Thursday, December 02, 2010

North Korea sanctions

This is why sanctions are a bad idea:
After hearing complaints from factory managers and state economic planners, the scholar said any potential reform of the hyper-socialist economy in North Korea was being hamstrung by a range of sanctions by the United Nations, the United States and other nations. Most of the sanctions have been imposed over the North’s refusal to abandon its nuclear programs.

The foreigner living in Pyongyang also saw the bark and the bite of sanctions among North Koreans.

“Sanctions have not changed behaviors of the elite, nor have they stopped the flow of luxury goods or cars to Pyongyang,” the foreigner said. “But for ordinary people, they have so very little to work with — tools, running water, medicines in clinics. Imports of any kind are just absent.”

The foreigner said political isolation had been effective in shutting off North Koreans to most international commerce, from material goods to cultural influences to political ideas.

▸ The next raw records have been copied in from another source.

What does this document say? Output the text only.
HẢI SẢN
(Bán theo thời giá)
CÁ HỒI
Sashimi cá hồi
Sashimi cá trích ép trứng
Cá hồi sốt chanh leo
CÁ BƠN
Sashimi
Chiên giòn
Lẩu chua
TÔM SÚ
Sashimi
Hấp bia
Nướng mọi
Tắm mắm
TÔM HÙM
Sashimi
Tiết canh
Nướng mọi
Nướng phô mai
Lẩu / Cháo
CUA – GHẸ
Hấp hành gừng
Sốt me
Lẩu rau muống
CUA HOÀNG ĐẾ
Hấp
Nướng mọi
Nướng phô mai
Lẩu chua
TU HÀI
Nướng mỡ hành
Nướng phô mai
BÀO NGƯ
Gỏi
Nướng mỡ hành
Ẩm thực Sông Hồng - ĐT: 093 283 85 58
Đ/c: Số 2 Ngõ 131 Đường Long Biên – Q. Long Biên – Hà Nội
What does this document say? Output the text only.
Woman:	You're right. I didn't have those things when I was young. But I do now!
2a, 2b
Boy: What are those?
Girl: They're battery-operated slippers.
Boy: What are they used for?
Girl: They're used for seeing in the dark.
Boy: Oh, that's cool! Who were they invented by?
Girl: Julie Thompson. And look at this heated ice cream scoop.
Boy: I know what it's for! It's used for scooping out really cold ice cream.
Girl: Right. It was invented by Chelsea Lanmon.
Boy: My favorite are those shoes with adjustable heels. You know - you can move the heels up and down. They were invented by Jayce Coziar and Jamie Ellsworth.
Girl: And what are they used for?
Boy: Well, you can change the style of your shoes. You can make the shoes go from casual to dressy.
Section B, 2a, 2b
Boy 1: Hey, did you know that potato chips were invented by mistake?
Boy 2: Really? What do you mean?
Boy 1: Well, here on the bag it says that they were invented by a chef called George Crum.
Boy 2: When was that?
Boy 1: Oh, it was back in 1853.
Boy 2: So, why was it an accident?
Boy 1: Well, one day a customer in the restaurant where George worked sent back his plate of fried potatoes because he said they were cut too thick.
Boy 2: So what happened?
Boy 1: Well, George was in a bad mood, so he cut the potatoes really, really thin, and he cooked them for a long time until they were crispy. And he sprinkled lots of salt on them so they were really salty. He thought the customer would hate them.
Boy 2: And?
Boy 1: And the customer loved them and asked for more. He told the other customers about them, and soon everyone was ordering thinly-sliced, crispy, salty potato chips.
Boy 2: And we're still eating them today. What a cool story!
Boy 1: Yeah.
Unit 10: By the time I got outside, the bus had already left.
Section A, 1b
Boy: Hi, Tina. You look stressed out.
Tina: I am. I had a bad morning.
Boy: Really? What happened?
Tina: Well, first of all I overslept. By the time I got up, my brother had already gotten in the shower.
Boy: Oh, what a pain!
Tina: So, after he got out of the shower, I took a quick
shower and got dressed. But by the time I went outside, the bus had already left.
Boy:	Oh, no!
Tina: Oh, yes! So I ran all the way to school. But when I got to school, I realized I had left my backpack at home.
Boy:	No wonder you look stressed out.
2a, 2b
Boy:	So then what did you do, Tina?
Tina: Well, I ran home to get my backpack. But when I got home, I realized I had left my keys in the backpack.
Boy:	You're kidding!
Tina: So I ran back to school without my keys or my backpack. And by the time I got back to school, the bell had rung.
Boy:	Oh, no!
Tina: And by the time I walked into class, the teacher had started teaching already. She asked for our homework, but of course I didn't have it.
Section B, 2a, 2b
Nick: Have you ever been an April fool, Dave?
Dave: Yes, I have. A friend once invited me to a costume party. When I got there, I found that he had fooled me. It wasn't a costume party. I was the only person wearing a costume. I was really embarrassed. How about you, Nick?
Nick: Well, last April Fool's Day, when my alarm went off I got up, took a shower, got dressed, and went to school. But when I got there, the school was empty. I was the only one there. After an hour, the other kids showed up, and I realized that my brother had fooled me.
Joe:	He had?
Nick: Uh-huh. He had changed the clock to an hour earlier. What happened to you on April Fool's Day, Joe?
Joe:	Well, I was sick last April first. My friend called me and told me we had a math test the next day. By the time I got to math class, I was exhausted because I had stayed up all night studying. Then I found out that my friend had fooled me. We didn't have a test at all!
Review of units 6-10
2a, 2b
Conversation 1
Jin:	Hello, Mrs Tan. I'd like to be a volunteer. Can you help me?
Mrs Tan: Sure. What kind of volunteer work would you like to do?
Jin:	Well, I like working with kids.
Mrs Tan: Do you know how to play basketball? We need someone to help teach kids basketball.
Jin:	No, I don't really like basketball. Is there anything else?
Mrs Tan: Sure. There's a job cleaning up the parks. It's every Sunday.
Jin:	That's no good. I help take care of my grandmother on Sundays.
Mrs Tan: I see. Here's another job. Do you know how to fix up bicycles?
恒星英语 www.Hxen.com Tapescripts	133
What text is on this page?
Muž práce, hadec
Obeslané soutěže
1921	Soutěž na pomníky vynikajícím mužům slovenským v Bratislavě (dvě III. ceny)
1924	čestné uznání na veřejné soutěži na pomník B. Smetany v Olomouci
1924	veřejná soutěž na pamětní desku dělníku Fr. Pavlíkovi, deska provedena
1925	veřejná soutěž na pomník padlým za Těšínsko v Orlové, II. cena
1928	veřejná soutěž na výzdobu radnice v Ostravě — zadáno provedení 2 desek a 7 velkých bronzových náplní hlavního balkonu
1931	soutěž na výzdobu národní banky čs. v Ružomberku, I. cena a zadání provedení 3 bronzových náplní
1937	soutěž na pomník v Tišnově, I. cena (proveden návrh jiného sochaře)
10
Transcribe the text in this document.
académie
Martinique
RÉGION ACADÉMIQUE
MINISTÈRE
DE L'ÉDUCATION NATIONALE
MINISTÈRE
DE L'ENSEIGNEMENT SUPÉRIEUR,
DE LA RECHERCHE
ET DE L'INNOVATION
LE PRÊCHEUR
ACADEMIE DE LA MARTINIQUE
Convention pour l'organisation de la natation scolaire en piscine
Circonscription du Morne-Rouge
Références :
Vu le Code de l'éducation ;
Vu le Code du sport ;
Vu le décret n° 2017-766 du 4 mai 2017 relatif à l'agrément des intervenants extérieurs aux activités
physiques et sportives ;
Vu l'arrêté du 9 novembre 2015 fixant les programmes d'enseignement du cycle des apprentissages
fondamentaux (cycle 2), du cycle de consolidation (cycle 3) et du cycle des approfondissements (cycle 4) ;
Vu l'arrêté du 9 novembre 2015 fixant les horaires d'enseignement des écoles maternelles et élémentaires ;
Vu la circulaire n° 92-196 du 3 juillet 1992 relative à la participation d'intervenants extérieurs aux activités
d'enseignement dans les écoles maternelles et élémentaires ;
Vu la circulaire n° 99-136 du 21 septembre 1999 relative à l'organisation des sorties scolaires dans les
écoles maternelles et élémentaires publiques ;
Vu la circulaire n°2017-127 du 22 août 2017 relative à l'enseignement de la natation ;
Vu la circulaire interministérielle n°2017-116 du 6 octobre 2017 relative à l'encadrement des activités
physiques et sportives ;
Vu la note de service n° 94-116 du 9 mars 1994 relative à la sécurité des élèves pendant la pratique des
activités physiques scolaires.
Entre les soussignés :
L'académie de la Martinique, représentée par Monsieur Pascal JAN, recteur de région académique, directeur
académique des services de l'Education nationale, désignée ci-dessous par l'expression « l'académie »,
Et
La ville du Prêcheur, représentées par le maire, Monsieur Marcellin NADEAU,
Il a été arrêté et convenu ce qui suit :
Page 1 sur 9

“In some ways,” the foreigner said, “people here are so used to being without — without stuff, without validation, without contact to the outside world, without a set of standards about how things happen — that sanctions and isolation are normal. They feed a sense of victimhood, or at least underdog-ness, that justifies both the regime and attacks like the one we’ve just seen. 
Sanctions, which are typically targeted at authoritarian regimes, almost invariably hurt the citizenry while sparing the elites, who are always the last to suffer. We do ourselves no favors by impoverishing the people and cutting them off from outside commerce and ideas, which only make serve to make them more dependent on the government.